Um juiz argentino emitiu uma ordem de bloqueio de ativos relacionados ao escândalo da moeda meme Libra, depois que investigadores descobriram a possibilidade de “pagamento indireto a funcionários públicos” do CEO da Kelsier Ventures, Hayden Davis—um dos responsáveis pelo lançamento do token Solana.
Especificamente, Davis transferiu 507.500 USD para a plataforma Bitget apenas 42 minutos depois que o presidente Javier Milei postou uma selfie chamativa com Davis nas redes sociais, na qual Milei afirmou que Davis o aconselhou sobre blockchain e IA.
Embora ainda não haja provas concretas de que este montante foi transferido diretamente para Milei ou seus associados, o Escritório do Promotor da Argentina acredita que isso “pode constituir um pagamento indireto a um funcionário público”, de acordo com relatos locais. O promotor argumentou que os intermediários podem ter atuado como “ponte de retirada de dinheiro” para dificultar a rastreabilidade da origem.
Assim, o tribunal emitiu uma ordem de bloqueio dos ativos relacionados a Hayden Davis, bem como a dois suspeitos intermediários, Favio Camilo Rodríguez Blanco e Orlando Rodolfo Mellino. Por exemplo, Blanco é acusado de ter ajudado a transferir dinheiro em espécie através de um cofre apenas algumas horas após a queda da Libra.
A ordem de bloqueio é baseada em um relatório técnico do Escritório de Investigação Financeira e Recuperação de Ativos Ilícitos, juntamente com a Agência de Recuperação e Confisco de Ativos do Ministério Público. Esta ordem será válida até que o caso seja resolvido.
Lançado em fevereiro, Libra foi promovido como uma forma de apoiar pequenas empresas na Argentina e foi apresentado pelo presidente Milei nas redes sociais. O token rapidamente aumentou de preço, alcançando uma capitalização de mercado de bilhões de USD antes de cair 90% em poucas horas, forçando Milei a excluir os posts em meio a uma onda de caos.
A empresa de análise Bubblemaps, em seguida, vinculou a atividade on-chain da Libra ao lançamento da moeda meme da Primeira Dama dos EUA, Melania Trump, em janeiro - um projeto também cheio de controvérsias, que teve uma rápida valorização, mas colapsou de forma semelhante.

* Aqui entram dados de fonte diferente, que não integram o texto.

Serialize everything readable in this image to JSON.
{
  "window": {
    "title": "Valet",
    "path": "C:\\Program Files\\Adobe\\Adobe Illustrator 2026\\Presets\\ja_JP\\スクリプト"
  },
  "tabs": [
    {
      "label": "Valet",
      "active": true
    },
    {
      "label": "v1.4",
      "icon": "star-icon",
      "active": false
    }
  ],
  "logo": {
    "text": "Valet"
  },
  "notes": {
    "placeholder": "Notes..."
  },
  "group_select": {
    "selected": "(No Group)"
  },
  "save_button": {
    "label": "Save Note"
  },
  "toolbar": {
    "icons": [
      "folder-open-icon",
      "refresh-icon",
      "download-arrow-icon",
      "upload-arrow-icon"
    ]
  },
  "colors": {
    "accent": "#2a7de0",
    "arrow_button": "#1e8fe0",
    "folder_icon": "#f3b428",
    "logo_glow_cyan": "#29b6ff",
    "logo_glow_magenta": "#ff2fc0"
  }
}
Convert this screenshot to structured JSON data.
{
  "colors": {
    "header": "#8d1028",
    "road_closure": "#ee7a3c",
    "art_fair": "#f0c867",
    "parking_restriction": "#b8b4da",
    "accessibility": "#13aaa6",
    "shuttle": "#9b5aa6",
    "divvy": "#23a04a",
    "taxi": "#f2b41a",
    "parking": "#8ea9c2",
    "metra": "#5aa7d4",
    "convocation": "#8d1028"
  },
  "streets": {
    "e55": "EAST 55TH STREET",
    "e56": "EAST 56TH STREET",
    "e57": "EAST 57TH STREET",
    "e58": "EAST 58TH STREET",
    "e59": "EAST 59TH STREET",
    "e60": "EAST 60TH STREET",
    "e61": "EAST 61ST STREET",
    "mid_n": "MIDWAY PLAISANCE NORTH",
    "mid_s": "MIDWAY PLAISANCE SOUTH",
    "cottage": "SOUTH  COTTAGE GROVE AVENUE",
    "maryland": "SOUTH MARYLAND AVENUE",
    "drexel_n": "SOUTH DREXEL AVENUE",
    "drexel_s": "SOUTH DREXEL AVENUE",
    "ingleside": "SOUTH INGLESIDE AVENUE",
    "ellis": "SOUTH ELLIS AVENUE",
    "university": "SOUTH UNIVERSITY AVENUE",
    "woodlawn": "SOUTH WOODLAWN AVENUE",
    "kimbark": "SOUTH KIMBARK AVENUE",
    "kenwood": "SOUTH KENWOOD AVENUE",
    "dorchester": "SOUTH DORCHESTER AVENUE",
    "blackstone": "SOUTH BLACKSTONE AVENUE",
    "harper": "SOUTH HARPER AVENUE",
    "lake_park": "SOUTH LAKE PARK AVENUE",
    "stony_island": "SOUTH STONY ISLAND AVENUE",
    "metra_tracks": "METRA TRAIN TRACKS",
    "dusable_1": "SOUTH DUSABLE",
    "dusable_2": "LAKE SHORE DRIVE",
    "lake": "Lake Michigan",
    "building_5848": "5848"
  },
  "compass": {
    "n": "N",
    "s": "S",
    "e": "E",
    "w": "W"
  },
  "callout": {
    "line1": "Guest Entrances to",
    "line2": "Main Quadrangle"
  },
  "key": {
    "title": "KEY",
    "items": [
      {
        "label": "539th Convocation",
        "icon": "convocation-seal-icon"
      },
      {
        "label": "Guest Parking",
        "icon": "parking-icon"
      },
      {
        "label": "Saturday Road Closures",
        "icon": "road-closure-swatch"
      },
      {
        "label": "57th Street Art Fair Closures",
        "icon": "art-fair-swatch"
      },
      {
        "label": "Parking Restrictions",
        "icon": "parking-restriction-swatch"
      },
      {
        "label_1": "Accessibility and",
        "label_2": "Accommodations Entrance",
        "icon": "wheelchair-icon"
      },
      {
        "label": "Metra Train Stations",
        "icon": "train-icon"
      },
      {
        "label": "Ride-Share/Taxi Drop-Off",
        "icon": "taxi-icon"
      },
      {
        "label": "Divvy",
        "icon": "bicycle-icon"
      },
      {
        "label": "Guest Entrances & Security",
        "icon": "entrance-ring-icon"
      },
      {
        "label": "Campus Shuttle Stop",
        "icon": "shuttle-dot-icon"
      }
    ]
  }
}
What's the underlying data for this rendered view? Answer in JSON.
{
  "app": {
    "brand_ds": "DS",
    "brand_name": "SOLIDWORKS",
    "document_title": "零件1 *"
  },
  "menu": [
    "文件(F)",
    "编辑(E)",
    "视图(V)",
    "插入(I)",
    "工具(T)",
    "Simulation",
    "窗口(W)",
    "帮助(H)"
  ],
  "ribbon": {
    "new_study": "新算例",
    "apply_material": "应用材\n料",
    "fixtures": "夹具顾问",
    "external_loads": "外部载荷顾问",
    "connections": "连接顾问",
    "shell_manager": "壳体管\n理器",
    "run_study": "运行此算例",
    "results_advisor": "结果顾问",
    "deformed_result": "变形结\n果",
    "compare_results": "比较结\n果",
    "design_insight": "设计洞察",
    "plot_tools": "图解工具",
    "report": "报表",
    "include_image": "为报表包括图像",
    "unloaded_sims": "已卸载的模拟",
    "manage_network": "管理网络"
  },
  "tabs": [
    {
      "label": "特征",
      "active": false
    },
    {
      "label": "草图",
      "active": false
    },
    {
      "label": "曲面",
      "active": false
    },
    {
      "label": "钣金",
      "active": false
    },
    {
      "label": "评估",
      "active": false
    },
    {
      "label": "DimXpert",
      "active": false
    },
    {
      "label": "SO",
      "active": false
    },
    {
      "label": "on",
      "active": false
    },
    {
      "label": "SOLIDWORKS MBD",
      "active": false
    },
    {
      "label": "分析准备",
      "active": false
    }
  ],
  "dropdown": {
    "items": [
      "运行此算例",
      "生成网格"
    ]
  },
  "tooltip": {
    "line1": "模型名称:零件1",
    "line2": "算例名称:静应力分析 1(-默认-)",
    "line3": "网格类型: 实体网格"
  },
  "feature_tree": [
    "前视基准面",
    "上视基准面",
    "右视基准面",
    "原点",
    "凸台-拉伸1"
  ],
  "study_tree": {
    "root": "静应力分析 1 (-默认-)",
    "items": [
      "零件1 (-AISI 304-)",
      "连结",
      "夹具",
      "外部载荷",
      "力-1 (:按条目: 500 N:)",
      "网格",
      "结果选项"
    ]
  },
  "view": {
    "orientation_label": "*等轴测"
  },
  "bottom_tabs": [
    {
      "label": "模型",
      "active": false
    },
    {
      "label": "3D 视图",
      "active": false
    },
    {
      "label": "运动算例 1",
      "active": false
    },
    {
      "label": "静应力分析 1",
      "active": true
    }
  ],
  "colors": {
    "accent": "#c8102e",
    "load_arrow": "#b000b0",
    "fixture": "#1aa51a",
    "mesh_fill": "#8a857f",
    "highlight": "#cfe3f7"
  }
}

As provas on-chain e a entrevista interna chocante mostram que a moeda meme Solana se tornou um escândalo de milhões de dólares. Nas declarações à imprensa e tweets, Milei nega ter conhecimento prévio sobre o projeto, mas outros envolvidos apresentam depoimentos diferentes.
O caso Libra federal na Argentina ocorre em paralelo com o caso nos EUA, mas foca em diferentes direções de investigação. O caso dos EUA mira Benjamin Chow, cofundador da Meteora, como o mentor, enquanto minimiza o papel de Milei.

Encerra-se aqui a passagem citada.